Un estudio liderado por Vera Troeger, profesora de economía en la Universidad de Warwick, encontró que las universidades con mejores prestaciones de maternidad estaban mejor calificadas para retener el talento femenino. Gracias a estas políticas, más mujeres permanecían en estas universidades para eventualmente convertirse en profesoras con experiencia, mejorar sus contribuciones y percibir mejor sueldo y prestaciones. “Las prestaciones de maternidad extendida pueden impulsar la productividad de las mujeres y regresar la inversión al paso del tiempo”, explicó Troeger, agregando que estas medidas implican la adición de una fuerza de trabajo que podría aumentar la productividad no solo de empresas y organizaciones, sino de países enteros.

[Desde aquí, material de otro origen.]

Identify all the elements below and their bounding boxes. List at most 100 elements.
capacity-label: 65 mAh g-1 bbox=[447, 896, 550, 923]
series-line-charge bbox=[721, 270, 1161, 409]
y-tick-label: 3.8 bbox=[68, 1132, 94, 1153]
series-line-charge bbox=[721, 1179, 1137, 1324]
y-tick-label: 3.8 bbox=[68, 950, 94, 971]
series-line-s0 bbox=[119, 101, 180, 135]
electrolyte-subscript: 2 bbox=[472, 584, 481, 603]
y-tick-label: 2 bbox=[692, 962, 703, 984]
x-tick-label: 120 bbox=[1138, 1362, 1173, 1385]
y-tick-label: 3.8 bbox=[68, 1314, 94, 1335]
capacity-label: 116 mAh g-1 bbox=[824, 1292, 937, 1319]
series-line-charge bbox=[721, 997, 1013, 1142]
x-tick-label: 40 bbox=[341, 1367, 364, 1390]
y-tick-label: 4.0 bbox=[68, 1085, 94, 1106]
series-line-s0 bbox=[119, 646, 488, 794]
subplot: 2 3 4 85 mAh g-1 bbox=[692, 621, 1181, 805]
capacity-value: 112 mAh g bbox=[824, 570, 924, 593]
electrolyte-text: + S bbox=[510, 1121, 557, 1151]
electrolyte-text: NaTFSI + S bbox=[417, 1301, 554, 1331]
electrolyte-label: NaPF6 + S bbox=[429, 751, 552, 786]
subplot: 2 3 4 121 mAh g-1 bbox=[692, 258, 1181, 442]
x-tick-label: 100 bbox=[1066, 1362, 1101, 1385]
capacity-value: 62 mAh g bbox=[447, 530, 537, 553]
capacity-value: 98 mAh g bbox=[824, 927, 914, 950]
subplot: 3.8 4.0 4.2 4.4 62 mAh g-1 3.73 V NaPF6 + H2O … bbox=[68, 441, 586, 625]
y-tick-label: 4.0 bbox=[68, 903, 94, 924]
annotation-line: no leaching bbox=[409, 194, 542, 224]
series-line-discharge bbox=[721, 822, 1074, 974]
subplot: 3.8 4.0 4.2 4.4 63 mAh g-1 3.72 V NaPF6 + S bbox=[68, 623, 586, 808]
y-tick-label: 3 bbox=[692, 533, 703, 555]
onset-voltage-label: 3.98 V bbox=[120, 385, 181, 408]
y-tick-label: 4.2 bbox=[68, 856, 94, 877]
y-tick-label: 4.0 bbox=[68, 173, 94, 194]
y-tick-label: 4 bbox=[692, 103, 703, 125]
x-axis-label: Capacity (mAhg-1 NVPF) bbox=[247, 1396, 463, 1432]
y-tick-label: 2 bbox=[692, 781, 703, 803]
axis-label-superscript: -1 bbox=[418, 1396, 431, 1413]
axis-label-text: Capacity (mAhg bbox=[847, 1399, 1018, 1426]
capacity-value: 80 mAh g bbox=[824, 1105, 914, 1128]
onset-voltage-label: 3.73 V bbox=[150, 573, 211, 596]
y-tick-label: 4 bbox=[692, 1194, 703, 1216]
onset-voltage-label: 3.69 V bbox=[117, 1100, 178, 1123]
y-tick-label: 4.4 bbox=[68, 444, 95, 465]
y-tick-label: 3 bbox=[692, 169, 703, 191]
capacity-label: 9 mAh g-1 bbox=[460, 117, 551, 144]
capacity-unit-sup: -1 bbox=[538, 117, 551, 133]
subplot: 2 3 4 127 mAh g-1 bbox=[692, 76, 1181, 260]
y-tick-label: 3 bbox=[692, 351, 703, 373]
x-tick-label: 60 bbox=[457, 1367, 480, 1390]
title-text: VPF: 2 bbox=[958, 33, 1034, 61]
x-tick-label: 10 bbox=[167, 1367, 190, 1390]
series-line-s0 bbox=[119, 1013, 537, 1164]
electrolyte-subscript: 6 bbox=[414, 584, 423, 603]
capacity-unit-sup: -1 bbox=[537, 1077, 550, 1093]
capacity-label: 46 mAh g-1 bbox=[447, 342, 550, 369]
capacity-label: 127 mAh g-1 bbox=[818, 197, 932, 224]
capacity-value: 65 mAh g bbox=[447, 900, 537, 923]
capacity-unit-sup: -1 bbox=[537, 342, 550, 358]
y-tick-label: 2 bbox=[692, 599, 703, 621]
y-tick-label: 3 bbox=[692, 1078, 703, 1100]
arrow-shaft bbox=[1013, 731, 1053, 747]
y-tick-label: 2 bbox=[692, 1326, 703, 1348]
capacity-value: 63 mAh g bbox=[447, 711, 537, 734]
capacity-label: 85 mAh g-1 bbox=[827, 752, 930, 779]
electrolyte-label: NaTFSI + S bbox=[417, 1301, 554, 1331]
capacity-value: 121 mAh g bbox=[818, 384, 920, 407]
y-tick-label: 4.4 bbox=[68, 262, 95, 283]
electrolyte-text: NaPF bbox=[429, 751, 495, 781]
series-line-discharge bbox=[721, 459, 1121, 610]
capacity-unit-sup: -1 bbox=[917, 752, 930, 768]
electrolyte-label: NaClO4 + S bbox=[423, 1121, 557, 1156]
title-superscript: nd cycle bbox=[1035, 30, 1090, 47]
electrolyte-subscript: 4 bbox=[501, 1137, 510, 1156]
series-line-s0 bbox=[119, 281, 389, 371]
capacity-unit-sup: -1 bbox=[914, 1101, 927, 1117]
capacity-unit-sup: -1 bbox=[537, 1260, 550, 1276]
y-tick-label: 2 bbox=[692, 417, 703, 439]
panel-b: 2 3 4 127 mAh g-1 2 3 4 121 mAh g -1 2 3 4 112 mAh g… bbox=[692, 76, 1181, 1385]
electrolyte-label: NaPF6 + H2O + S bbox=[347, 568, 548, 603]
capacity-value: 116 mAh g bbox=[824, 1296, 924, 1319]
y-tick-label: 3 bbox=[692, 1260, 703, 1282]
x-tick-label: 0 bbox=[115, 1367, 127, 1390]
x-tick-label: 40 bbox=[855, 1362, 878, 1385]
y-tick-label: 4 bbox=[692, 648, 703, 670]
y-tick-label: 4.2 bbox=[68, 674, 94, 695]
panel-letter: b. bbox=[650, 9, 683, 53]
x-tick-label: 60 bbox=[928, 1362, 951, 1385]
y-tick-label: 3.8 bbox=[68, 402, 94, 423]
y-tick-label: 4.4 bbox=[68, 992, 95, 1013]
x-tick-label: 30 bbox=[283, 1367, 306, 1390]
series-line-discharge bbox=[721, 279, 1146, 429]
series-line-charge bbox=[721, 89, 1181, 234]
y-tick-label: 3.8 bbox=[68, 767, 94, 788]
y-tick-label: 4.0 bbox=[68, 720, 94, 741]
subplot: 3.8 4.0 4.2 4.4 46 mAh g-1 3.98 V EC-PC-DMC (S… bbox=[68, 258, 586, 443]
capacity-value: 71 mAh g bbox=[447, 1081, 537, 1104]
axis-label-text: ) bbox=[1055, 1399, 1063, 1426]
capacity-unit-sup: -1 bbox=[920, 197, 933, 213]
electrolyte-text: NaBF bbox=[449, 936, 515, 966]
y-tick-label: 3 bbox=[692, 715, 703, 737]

En algunas ocasiones, académicas han hablado de cómo los permisos extendidos de maternidad y el cambio de ritmo al integrar la dimensión familiar con la profesional las hizo tener una mejor experiencia laboral y ayudó a subir su nivel como académicas. Como es el caso de la experiencia personal de una investigadora anónima que relató su experiencia para The Guardian.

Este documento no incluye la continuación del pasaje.